To date, while President Obama, the First Lady and the White House have given access to historic Black publications such as Essence and Ebony, it hasn’t trickled down to the African-American journalists who run some of the top 24 hour news sites in the country. From sites like TheLoop21, TheGrio and ourselves; to smaller publications like Jack and Jill Politics, we never expected to receive the same access CNN and ABC were granted, but we at least wanted access and that wasn’t being offered.
So when 15 of the top African-American sites on the Internet were invited to the White House for their first African American Online Summit, you can understand why many of us thought this was a one-time event. A one time event because it was less than a month before the Midterms, and the Democrats are in danger of losing seats that can greatly alter President Obama’s aspirations in the next two years. A one time event because many of us have been turned down by the White House’s press office when requesting an interview.
But what was looked upon by some as an event to implore us to post pro-Obama articles leading up to the midterms, turned out to be an historic summit; a summit that can give Black and Latino journalists access to the White House way after the time of a Black President; if future administrations follow their lead.
When we each entered the Eisenhower Building and made our way to our meeting room, we were shocked by the amount of people the White House deployed to sit and talk with us at this summit.
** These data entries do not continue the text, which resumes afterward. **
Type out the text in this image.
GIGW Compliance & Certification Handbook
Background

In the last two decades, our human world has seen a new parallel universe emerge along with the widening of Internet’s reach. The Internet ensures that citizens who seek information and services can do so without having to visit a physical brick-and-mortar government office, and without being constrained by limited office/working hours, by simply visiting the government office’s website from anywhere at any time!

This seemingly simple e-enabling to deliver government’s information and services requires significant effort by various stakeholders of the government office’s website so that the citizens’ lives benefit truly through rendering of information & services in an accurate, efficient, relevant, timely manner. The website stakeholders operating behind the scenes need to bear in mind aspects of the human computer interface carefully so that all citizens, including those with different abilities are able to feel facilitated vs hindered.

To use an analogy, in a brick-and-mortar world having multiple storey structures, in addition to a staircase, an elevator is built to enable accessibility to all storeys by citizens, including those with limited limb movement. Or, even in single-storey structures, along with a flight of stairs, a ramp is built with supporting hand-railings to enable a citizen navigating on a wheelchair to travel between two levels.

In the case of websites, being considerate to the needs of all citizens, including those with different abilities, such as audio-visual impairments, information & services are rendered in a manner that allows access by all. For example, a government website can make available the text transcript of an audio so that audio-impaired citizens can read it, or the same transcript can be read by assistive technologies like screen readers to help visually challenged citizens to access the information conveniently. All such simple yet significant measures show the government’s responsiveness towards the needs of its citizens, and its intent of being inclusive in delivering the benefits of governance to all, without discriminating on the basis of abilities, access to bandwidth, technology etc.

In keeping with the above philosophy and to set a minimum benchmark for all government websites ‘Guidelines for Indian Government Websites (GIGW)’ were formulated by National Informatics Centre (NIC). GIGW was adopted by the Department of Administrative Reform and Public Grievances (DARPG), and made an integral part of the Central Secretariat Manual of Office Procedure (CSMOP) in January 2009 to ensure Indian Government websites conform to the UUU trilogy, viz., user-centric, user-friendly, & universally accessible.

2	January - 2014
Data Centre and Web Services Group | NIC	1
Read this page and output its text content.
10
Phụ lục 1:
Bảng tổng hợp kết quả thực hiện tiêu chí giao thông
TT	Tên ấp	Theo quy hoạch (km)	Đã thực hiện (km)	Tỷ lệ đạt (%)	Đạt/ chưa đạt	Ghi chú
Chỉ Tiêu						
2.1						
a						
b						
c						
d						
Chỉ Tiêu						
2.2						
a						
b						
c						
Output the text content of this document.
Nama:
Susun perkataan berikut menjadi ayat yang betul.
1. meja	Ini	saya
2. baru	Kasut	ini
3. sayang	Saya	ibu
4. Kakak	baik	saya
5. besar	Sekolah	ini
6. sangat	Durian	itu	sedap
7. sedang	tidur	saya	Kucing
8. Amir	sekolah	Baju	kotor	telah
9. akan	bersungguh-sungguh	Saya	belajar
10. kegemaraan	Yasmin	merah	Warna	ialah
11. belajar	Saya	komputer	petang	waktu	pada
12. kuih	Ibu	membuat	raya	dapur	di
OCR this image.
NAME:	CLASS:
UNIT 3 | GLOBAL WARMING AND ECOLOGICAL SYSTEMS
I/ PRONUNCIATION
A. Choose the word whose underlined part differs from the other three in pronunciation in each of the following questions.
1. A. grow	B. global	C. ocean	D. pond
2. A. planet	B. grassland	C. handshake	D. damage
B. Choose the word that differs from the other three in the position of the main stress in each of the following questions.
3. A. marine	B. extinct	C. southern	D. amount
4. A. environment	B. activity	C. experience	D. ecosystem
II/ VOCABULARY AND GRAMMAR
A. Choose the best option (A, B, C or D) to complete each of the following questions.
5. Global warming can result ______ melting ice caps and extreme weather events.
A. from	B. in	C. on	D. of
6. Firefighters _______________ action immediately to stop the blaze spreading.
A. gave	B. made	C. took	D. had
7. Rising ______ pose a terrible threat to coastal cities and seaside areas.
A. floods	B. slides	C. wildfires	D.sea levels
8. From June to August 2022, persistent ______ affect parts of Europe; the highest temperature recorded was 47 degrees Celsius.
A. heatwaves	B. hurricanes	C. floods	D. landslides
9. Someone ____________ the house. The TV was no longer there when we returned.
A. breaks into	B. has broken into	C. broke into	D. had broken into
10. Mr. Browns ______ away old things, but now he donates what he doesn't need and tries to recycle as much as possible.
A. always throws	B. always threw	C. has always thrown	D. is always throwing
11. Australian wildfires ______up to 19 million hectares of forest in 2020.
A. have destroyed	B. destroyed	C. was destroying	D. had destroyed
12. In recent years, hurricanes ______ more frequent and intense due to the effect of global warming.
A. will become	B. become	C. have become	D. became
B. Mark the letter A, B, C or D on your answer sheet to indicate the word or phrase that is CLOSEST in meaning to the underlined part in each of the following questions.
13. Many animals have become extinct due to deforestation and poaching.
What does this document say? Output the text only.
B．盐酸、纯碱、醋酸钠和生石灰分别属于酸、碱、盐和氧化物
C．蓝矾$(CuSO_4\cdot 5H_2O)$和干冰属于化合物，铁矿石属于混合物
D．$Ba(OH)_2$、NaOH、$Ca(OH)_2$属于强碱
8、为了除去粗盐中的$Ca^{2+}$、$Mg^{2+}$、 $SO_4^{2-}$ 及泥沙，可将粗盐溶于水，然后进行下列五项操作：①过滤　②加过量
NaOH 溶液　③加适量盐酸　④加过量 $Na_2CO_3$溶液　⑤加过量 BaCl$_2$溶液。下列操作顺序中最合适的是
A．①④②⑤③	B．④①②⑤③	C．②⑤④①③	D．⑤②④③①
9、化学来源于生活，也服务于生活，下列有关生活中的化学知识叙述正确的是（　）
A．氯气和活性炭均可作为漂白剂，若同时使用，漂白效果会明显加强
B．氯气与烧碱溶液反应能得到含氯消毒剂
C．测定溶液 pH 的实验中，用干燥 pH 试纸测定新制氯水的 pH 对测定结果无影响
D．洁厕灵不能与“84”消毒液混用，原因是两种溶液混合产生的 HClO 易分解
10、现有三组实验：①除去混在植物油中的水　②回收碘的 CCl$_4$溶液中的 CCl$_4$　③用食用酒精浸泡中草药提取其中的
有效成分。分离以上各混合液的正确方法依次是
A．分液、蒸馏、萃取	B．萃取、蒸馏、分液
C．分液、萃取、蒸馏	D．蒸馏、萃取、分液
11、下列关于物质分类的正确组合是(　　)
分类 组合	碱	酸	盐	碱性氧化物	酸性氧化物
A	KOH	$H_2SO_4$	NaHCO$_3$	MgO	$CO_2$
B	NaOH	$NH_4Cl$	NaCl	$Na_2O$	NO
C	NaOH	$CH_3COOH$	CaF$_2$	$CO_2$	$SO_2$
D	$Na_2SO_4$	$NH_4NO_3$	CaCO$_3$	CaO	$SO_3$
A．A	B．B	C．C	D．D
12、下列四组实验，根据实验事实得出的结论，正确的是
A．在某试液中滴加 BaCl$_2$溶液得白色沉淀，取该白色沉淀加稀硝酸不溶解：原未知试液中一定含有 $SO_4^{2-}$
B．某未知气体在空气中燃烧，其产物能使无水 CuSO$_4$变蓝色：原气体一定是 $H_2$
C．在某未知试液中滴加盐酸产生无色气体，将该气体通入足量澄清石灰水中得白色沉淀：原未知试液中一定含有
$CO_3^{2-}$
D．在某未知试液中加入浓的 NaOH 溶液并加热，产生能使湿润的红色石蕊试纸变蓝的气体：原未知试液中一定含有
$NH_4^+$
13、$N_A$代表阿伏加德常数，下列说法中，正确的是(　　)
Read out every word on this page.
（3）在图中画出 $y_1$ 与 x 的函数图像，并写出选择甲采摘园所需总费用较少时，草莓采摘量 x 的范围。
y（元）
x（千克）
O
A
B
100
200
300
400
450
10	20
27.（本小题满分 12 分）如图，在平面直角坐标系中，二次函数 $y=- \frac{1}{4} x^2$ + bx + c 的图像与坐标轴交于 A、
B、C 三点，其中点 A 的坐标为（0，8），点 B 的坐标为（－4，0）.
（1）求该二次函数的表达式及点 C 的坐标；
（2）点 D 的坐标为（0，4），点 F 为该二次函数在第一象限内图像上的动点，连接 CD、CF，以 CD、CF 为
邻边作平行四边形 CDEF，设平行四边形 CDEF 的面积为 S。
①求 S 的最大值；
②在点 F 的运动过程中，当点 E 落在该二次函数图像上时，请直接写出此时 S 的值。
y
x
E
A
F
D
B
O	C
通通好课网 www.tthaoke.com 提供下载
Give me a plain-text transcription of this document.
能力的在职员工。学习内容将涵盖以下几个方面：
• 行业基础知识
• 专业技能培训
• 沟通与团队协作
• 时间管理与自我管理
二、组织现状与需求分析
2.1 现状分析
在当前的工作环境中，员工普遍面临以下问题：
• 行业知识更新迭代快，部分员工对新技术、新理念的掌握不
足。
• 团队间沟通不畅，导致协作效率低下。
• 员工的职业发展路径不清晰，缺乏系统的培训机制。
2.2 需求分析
Names like Michael Strautmanis, Jared Bernstein, Michael Blake, Russlyn Ali, Dr. Garrett Graham and Valerie Jarrett. The icing on the cake was President Barack Obama, who formally introduced himself to us and delivered a personal message highlighting the importance of the work we’re doing.
But what was just as important was that this was the first time many of us met each other; the same people we would call competitors at the office, but we’ve come to realize that even if we’re fighting for positioning in the same space, we’re all fighting for something bigger which is to bring Minority Journalism to the forefront.
While we sat through important policy briefings on Clean Energy, Health-Care and Civil Rights, we realized that this event wasn’t about getting us to push the Obama Administration’s message harder leading up to November, it was all about us finally landing both feet in the door, when we never really entered despite having our nation’s first Black President for close to two years.
In the end, some left this meeting thinking the door was still closed. Others left the meeting thinking it was slightly ajar. What I chose to focus on is that we were inside the White House and the President took time out of his busy schedule to meet with us. The door still may not be as wide open as it is for others, but it’s as open as its ever been thanks to the White House, the work we’ve done, and how far we have come.